The Woodys declared Woody's Landing to be the head of navigation on the Willamette, and for a time this appeared to be the case. However, they were prone to pilfering the goods dropped off at the landing, and if anyone complained, they were roughed up by one or more of the large and bellicose members of the Woody family, or Woody tribe, as they came to be called.

The local shippers tired of having to deal with the Woody tribe, and established a different landing, Coffman's, up a slough which cut through a part of the Woody land claim. The Woodys claimed the steamboat could not use the slough, and threatened a trespass action. They also felled small trees along the banks of the slough to impede navigation, which the Clinton had to clear out, often with the help of locals who disapproved of the Woodys.

=== Continued problems at Lancaster ===
The Woodys eventually sold out to the Mulkeys, who changed the name of the place to Lancaster. While there had been some hope for improved relations with the advent of the Mulkeys, they soon proved to be just as bad, so much so that they became known as "Woody Tribe No. 2."

On the night of Friday, January 21, 1859, the Clinton, running under command of Leonard White, came near to destruction at the hands of the Mulkeys who wanted to stop it from calling at landing downstream from Eugene City. The Clinton needed to reach a warehouse at Coffman's Landing, which was situated on a slough that ran on the west side of the Willamette River. The slough ran through a land claim on which another warehouse, in Lancaster was located. The Mulkeys, as the Woodys before them, were opposed to use of the slough by the Clinton to reach Coffman's Landing, and had threatened a lawsuit for trespass.

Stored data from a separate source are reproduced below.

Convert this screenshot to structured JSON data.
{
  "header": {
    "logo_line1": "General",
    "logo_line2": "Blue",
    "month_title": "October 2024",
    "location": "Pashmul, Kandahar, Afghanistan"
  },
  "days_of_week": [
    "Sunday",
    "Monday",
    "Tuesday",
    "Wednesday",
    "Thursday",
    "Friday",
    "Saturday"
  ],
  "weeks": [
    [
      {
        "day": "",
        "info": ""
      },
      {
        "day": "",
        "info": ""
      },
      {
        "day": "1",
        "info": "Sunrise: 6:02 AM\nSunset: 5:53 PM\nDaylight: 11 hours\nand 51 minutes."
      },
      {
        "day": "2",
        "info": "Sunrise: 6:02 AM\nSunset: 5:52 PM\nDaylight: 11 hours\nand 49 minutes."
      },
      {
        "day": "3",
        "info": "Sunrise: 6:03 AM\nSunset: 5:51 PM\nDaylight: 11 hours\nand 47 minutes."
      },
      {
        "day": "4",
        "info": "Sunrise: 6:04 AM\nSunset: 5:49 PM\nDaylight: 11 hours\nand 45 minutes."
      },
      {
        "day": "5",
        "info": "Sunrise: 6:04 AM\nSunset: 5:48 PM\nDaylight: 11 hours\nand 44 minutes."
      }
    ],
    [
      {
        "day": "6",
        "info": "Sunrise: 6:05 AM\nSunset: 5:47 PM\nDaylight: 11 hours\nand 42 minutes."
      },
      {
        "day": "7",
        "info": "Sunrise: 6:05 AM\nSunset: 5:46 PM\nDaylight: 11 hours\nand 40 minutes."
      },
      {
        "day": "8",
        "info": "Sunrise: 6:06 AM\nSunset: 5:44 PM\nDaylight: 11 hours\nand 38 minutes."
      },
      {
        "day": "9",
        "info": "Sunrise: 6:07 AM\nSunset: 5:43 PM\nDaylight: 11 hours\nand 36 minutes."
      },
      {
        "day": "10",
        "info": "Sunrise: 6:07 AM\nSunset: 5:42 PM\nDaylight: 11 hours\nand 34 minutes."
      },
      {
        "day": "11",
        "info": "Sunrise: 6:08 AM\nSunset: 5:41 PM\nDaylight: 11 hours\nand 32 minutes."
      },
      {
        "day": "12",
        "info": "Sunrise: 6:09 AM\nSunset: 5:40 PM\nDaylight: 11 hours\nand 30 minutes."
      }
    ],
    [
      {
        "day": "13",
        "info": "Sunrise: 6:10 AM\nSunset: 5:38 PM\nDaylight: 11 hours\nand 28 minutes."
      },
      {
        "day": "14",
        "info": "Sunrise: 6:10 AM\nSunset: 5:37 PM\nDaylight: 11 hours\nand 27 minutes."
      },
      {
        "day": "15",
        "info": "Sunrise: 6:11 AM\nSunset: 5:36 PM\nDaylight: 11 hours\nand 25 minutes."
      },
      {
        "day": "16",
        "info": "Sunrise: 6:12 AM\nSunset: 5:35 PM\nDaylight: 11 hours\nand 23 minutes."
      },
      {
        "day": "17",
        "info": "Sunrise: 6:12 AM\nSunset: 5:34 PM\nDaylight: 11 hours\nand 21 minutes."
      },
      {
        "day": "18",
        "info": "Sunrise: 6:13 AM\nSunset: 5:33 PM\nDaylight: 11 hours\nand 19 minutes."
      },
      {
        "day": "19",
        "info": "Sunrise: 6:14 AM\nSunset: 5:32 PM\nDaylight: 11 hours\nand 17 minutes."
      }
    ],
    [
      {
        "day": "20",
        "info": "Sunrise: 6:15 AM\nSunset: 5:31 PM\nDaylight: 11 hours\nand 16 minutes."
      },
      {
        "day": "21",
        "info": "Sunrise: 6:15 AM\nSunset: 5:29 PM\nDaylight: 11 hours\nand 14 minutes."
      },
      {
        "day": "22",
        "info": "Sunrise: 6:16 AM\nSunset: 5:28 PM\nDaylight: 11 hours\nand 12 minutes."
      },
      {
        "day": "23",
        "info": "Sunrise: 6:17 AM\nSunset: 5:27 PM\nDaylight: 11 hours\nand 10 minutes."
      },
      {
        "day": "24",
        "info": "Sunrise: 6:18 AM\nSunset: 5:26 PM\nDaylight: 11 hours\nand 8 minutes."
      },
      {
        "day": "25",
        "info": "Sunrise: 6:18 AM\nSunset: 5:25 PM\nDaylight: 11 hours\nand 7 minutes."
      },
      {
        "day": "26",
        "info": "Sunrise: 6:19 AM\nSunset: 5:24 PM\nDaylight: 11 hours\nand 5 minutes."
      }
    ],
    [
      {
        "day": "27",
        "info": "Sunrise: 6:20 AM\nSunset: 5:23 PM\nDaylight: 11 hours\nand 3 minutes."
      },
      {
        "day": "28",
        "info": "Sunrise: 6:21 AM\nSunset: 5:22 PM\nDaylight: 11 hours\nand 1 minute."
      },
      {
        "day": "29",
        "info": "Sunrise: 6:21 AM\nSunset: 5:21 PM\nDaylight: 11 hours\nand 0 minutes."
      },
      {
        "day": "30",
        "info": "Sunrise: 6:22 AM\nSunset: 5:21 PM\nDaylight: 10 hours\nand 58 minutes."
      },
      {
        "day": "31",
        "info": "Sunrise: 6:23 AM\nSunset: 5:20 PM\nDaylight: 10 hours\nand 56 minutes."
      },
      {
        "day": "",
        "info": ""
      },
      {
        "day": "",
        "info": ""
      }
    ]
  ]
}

On the night of January 21, the Clinton had arrived at Lancaster after dark, and waited until 10:00 p.m. for the moon to rise. Woodyville was located about two miles north of present-day Junction City

While they were waiting, they heard people chopping down small trees alongside the banks of the slough. When the steamer began moving up the slough, it took two hours to clear out the obstructions. While the crew of the steamer was doing this, the people who had cut down the smaller trees, cut nearly through a large tree, and waited with lanterns for the steamer to approach. When the boat did so, the people on the bank started chopping avidly at the tree, bringing it just a few seconds too late to destroy the steamer.

Leonard White recognized four of the wood choppers and knew the names of three of them.

===Later operations===
The McCully brothers, who had invested $3,000 into the Clinton, were instrumental in founding the People's Transportation Company in the early 1860s. They brought the James Clinton into the P.T. Company as one of its first boats. On March 10, 1860, the James Clinton continued to make regular trips to Lafayette, Oregon, running three times a week, Mondays, Wednesdays, and Fridays from Canemah under Capt. James D. Miller. On Mondays, James Clinton left Oregon City promptly at 8:00 a.m., due to its schedule carrying the mail to Champoeg. The Clinton made connections at Oregon City with the steamer Express running on the lower river to Portland.

==Destruction by fire==
James Clinton was destroyed by fire at Linn City on the night of April 23/24, 1861. The Clinton and another steamer, Relief, having arrived in the afternoon, were moored in the boat basin upriver from the works of the Oregon Milling and Transportation Company, The fire originated in the company's warehouse and quickly spread. There was later talk that the cause might have been arson.

People tried to save the two vessels, both built entirely of wood, and they were successful in the case of the Relief, which even so was still damaged. The Clinton however caught fire, burned to the water's edge, and sank. Loss to the owners of the Clinton, Capt. James D. Miller, John T. Apperson, and others, was about $6,000.